Few things in life generate as much stress as financial worry. Employers have likely sought to address other causes of stress for their employees with health insurance, life insurance, disability insurance, wellness programs and other benefits.

Now, a growing number of businesses are acknowledging that helping their employees achieve financial wellness can deliver the same positive impacts as those established benefit offerings. Financial wellness helps employees gain the confidence and knowledge to successfully manage day-to-day finances and unplanned expenses, as well as plan and save for future milestones. Research from specialist provider Nudge Global found that the number of organizations now providing or implementing financial education programs was 40%, with a further 48% considering introducing a program.

Brokers are uniquely positioned to help their employer clients understand how a financial wellness strategy will achieve their talent management goals. Through expert guidance, you can connect employee needs with benefit strategies to drive conversations that will create mutually beneficial relationships.

The Advantage for Employers

It is rare to find an employer that doesn’t care about the wellbeing of its employees. For instance, an average of 55% of employers surveyed in MetLife’s 2017 U.S. Employee Benefit Trends Study told us that caring for their employees’ wellbeing was part of the job.

There’s also a business imperative. Research has found that lost productivity from employee financial worries hit profits by 4% on average — while 38% of employees said that they would move to a company that prioritized their financial wellness.

How Employers can Drive Financial Wellness in Three Steps

Of course, financial wellness is not solely dependent on the employer. The economic landscape and unique family situations play a huge part. At the lower-wage end of the spectrum, job security and the predictability of likely income levels often creates concern for financial wellbeing. For middle income employees, a range of other considerations creeps in — from financial security in the event of a crisis, to paying for a child’s education, to maximizing their choices in retirement.

The beauty of financial wellness programs is that the general principles can apply equally to employees in very different situations, even if the specific interventions diverge greatly. A financial wellness strategy shouldn’t be one size fits all. But any program can be broken into three steps.

1. It begins with education: Employers, as the principle source of income for families, can have a powerful role in improving employees’ financial knowledge and skills, while also driving business impact.

Effective financial wellness programs help employees develop skills based on their life stages — such as the early years of work, building a family, home-making and caring — to balance short-term needs against long-term goals. For example, financial wellness education can help employees understand the downsides of taking loans and hardship withdrawals — especially to meet non-urgent situations — from their retirement plans.

2. The next step is assessment: Assessment of employees’ financial aptitude and preparedness is also critical to a financial wellness program and its ongoing success. When employees have an accurate picture of their personal financial health, it’s more likely to drive them to take action.
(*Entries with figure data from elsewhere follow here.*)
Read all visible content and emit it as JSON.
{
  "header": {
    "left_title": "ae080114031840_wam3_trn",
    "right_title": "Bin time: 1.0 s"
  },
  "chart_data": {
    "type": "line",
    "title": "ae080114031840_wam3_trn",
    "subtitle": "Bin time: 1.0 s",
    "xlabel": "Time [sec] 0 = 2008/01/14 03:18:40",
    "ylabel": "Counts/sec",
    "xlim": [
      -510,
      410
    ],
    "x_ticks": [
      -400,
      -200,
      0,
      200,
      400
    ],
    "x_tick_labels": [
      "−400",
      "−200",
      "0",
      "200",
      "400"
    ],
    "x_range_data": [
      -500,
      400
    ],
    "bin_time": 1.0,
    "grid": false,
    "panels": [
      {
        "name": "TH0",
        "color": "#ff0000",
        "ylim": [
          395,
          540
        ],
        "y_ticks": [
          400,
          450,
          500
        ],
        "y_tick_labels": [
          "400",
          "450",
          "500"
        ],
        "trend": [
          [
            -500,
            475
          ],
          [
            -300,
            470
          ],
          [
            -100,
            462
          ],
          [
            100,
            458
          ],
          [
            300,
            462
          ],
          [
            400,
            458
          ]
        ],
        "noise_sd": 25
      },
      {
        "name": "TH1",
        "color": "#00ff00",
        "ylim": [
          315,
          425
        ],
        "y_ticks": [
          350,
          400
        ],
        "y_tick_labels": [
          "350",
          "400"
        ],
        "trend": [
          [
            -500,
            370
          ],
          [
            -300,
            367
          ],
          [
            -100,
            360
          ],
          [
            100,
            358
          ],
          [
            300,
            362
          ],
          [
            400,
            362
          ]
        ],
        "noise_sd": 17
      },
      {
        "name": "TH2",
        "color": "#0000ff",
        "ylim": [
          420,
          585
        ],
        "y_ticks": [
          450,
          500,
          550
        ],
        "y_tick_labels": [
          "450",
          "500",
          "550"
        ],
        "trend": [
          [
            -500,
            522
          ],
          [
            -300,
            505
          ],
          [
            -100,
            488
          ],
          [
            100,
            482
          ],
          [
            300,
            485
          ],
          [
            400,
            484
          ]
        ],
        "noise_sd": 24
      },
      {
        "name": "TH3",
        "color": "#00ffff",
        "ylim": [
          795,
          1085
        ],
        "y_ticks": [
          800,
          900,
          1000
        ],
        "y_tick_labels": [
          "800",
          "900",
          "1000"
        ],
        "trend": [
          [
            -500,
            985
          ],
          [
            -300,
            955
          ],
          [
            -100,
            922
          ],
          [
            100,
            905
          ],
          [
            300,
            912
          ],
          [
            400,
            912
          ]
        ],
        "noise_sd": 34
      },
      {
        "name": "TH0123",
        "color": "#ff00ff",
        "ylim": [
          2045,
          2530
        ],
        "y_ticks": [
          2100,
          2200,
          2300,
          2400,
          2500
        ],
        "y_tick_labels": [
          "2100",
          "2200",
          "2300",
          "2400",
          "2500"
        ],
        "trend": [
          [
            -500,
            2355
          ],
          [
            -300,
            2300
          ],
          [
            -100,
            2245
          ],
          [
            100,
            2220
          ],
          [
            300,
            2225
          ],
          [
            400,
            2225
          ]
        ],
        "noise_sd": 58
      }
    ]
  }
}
For employers, an analysis of their workers’ financial wellness can be instrumental when designing — and building internal support for — an effective financial wellness program. Understanding employee age, gender, earnings, lifestyles and interests can inform the approach too. The insights gathered from the assessment will help determine which elements of a financial wellness program are most needed —which employee and retirement benefits to offer, and which delivery options are most likely to drive employees to action.

3. The final step is enablement: The critical third step is ensuring that financially aware employees can act to address their needs.

This is about employees taking ownership of their financial wellness. Employers can help here with the right mix of employee benefits. That means offering benefits tailored to them — like employee assistance programs, income protection products, life insurance, retirement benefits or some other tangible way of alleviating financial stress. Making those benefits customizable through voluntary or flexible benefits packages allows employees to tailor them to their specific needs.

Helping employers make the connection between benefits, educational resources and a healthier, more engaged and productive workforce will provide brokers with new opportunities to strengthen client relationships.